Chain of responsibilities is more implementation pattern - describing how you process the data, but not focusing for what (goals of a strategy).

For example:

Let's say we have 100 young swimmers in a club and 4 times a year you must select 10 person team for a regular national competition. The competitions have different profiles - some have more backstroke races, some more relay races, etc ... what means you must apply different team selection strategy.

So you have 4 dedicated strategies, one for each event.

In the code it could look like:

RankingsSet rankedClubSet = getSwimmersRankings(SwimmersSet allSwimmers)
SwimmersSet teamOf10 = selectTeamForCompetion(RankingsSet rankedClubSet, CompetionSelectionStrategy strategy) 

But how to get the rankings?

You just ask for opinion the coaching staff:

swimmer(self-assessment) -> physiologist -> biological renewal trainer -> doctor -> swimming trainer -> teammates -> teachers -> parents ... ----> strategy/qualifying committee

This is a chain of responsibilities.

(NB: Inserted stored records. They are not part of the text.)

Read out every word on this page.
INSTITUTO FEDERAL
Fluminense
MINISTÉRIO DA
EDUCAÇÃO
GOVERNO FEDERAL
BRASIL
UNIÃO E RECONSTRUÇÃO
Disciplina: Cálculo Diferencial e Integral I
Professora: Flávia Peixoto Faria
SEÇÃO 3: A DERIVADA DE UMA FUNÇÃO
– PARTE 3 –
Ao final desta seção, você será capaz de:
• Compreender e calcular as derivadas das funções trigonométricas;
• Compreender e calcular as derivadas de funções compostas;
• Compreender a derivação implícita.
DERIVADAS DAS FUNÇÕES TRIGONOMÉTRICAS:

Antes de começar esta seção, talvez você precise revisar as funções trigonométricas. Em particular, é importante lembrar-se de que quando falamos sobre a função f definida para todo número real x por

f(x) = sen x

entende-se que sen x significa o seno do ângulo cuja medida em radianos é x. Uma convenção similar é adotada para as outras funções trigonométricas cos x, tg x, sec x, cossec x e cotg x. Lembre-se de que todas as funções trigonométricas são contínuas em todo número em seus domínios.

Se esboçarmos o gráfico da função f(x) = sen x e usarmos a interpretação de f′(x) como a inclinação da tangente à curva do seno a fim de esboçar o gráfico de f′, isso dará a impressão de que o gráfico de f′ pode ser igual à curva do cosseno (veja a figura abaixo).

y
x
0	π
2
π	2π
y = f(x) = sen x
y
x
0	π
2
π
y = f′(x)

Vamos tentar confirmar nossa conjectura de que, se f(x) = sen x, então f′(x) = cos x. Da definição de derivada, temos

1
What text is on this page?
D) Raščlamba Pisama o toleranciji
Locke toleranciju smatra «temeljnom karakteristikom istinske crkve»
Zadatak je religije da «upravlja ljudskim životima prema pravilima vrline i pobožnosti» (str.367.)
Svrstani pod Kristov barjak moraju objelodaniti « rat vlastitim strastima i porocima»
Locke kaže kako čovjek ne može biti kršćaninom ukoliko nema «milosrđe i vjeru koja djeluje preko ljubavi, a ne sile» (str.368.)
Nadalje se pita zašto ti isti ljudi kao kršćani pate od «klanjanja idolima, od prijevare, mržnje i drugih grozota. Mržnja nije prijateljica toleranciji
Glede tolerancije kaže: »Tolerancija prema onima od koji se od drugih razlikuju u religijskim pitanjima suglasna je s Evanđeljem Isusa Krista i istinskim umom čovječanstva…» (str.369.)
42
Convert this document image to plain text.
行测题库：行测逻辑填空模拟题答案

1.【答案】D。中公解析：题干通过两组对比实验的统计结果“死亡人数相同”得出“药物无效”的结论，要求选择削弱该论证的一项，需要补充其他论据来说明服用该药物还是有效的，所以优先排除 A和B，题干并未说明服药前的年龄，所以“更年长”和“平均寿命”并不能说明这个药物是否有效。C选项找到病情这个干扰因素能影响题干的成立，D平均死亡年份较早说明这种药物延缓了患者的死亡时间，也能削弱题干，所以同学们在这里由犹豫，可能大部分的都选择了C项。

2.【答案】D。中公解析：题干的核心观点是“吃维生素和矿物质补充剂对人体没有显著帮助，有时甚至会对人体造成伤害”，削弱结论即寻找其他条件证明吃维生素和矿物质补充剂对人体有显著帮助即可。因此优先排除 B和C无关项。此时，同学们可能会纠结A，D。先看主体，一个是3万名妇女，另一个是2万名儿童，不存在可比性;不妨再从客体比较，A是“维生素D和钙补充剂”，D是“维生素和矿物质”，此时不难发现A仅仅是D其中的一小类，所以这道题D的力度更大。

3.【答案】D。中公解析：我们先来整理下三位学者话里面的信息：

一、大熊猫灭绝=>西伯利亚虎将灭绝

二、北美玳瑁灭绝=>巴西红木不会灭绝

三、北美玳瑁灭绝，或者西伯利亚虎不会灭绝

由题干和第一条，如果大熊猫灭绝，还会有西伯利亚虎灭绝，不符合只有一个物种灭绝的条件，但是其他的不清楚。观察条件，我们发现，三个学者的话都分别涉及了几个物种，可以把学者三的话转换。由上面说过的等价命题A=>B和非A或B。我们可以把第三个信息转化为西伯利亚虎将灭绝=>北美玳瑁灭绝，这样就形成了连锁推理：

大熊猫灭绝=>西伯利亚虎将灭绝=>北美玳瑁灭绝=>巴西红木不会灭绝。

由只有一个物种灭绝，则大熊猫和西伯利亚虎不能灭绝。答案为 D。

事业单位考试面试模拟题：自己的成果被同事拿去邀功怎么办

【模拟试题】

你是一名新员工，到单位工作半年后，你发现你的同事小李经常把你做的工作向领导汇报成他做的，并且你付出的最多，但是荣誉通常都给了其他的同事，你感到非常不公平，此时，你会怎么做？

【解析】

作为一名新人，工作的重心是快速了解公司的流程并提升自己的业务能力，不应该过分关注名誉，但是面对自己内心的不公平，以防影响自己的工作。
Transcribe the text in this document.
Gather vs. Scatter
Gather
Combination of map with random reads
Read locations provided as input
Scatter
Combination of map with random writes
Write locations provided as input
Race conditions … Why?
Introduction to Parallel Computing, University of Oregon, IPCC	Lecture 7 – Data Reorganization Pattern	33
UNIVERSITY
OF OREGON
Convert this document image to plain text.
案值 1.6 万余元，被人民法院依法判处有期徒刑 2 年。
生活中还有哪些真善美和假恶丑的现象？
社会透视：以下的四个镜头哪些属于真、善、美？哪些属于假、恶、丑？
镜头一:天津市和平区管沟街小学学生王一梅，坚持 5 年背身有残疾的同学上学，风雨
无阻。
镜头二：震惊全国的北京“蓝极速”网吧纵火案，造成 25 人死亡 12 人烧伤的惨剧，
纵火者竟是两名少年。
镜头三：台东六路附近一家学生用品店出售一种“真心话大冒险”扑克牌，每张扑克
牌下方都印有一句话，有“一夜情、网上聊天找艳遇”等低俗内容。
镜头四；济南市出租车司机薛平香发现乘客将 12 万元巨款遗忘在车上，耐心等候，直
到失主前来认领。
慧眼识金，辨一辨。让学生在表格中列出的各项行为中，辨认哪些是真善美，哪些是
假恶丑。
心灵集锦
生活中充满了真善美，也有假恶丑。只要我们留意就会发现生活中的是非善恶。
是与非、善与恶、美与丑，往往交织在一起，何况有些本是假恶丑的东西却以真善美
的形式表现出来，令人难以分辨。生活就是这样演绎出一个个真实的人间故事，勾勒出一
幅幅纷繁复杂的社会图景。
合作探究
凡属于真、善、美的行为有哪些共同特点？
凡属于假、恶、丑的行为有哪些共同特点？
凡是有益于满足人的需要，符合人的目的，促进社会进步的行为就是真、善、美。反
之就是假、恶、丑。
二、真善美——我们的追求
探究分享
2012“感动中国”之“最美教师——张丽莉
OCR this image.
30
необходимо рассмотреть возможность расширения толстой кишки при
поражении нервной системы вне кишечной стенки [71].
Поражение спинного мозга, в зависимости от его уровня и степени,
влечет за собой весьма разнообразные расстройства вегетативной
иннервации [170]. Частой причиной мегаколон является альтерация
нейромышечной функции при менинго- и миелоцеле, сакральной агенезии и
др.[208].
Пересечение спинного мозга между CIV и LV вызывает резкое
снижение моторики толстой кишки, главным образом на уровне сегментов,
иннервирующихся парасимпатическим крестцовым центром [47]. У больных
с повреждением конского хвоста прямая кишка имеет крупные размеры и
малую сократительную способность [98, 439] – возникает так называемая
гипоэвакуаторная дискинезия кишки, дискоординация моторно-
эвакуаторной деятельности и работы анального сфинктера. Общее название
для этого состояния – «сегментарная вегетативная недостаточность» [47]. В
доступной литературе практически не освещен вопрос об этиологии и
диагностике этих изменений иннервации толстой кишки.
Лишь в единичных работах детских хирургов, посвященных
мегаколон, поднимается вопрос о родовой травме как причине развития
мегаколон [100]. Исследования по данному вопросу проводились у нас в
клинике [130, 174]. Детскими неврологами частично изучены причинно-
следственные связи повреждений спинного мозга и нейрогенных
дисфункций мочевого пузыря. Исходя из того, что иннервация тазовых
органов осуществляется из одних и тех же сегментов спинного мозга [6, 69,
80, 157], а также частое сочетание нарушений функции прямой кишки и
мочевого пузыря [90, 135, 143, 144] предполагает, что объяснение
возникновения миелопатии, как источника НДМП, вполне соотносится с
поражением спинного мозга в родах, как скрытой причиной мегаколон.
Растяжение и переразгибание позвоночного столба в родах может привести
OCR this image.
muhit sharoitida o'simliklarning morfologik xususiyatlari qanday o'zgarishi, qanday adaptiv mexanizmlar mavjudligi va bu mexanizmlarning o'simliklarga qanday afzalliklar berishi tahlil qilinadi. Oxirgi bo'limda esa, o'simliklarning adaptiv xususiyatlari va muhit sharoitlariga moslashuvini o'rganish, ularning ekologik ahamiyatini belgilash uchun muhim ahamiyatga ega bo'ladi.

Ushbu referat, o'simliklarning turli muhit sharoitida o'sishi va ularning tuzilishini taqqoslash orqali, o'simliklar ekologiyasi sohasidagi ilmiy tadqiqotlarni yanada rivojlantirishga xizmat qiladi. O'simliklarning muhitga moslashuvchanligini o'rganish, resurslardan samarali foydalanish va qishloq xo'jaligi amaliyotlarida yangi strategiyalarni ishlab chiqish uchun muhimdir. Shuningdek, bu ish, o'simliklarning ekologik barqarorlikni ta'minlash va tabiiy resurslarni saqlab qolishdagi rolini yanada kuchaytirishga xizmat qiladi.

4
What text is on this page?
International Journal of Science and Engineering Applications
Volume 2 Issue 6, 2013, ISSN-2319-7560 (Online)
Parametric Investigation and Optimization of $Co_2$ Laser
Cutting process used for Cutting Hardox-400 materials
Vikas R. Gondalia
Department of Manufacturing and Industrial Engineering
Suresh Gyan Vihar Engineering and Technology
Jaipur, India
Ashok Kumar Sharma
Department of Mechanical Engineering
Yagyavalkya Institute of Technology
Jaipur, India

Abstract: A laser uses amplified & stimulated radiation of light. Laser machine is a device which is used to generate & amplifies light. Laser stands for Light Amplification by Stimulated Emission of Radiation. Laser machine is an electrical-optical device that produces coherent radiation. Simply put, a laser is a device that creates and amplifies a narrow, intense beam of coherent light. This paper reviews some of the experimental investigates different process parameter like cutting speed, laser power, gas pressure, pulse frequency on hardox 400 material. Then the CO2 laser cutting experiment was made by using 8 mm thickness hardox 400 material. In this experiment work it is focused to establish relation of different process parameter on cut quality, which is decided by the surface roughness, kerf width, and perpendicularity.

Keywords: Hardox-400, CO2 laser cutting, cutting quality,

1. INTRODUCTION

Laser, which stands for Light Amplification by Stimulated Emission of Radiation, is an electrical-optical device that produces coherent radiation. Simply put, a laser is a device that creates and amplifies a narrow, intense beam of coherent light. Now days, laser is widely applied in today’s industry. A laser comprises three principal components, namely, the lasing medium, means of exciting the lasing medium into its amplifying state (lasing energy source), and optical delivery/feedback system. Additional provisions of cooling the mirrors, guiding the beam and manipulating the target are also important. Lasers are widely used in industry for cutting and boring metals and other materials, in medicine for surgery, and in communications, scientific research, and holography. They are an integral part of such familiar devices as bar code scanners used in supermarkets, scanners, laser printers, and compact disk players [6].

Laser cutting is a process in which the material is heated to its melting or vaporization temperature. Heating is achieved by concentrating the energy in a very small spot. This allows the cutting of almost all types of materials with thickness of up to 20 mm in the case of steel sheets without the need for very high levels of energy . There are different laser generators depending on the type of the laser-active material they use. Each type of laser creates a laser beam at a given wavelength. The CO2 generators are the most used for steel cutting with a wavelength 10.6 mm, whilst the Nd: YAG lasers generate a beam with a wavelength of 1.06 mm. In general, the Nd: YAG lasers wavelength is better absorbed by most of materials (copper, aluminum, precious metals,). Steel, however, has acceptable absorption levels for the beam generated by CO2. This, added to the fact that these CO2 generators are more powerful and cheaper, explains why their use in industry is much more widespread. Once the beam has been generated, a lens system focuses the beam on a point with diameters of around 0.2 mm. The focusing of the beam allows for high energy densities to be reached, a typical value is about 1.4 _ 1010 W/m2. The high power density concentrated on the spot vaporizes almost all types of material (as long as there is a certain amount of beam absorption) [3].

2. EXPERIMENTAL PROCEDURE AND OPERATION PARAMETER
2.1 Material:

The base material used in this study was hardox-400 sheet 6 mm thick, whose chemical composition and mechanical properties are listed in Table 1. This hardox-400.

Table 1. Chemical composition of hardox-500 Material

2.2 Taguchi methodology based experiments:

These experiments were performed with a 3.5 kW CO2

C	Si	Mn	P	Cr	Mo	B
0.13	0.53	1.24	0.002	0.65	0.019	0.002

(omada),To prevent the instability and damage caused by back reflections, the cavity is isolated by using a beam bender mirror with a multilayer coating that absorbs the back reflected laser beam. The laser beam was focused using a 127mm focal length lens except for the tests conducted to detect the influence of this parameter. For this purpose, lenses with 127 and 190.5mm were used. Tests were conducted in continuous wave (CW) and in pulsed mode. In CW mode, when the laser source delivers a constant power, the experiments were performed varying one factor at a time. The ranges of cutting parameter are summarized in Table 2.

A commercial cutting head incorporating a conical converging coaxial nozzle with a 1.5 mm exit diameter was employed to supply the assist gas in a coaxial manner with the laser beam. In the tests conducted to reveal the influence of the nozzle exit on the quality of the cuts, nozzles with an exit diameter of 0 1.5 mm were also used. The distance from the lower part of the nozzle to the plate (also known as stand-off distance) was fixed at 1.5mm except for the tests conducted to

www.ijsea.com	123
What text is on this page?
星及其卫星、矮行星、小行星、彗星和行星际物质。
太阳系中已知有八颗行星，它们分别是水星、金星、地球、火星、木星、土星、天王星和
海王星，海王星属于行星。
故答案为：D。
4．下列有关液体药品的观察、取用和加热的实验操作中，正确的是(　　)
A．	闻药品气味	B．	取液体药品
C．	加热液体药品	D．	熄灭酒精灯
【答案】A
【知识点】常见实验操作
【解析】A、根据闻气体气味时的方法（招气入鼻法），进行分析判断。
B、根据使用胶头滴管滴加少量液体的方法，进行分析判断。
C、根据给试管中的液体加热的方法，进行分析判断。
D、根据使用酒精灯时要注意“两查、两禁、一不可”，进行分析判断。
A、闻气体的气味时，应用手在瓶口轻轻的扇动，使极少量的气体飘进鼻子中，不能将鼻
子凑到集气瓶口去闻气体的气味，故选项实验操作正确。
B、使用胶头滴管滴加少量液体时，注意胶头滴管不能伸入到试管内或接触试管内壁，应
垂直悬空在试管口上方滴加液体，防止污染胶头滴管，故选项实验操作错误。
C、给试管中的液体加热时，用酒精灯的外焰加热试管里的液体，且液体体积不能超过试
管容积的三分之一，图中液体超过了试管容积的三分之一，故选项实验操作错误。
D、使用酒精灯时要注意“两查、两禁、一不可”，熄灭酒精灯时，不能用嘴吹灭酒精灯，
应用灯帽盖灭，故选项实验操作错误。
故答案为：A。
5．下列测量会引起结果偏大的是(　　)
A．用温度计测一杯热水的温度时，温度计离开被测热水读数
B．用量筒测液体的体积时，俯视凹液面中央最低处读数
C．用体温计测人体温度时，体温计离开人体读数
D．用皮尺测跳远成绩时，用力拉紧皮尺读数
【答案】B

The order is important ... a doctor cannot assess a swimmer without evaluation from physiologist, parent opinion does not matter if main trainer rejects a swimmer ...

The ranking information is merged while passing from one processor to the next processor, some data are hidden for some processor, other can be decorated with additional notes ...

What is interesting in this case that as a narrator from the club you can think of strategy on two levels:

  1. pure calculations on rankings numbers to determine the team of 10 for a competition i.e. CompetionSelectionStrategy
  2. the entire process of selection - collecting rankings, tuning the dedicated strategies, questions how sport psychologist opinion matters etc.

but in "Design Patterns" terminology the strategy pattern is only 1.

Point 2. is too big to analyze in terms of single design pattern.

It is important to remember that in Design Pattern analysis you should focus on rather small pieces of functionality, where you can easily identify a single pattern and implement it.

When functionality chunk is too big automatically many patterns and relation between them are involved, the discussion becomes chaotic, some guys are so fixated on some patterns that they see them everywhere. Identifying design patterns is based on slow analysis and careful problem decomposition.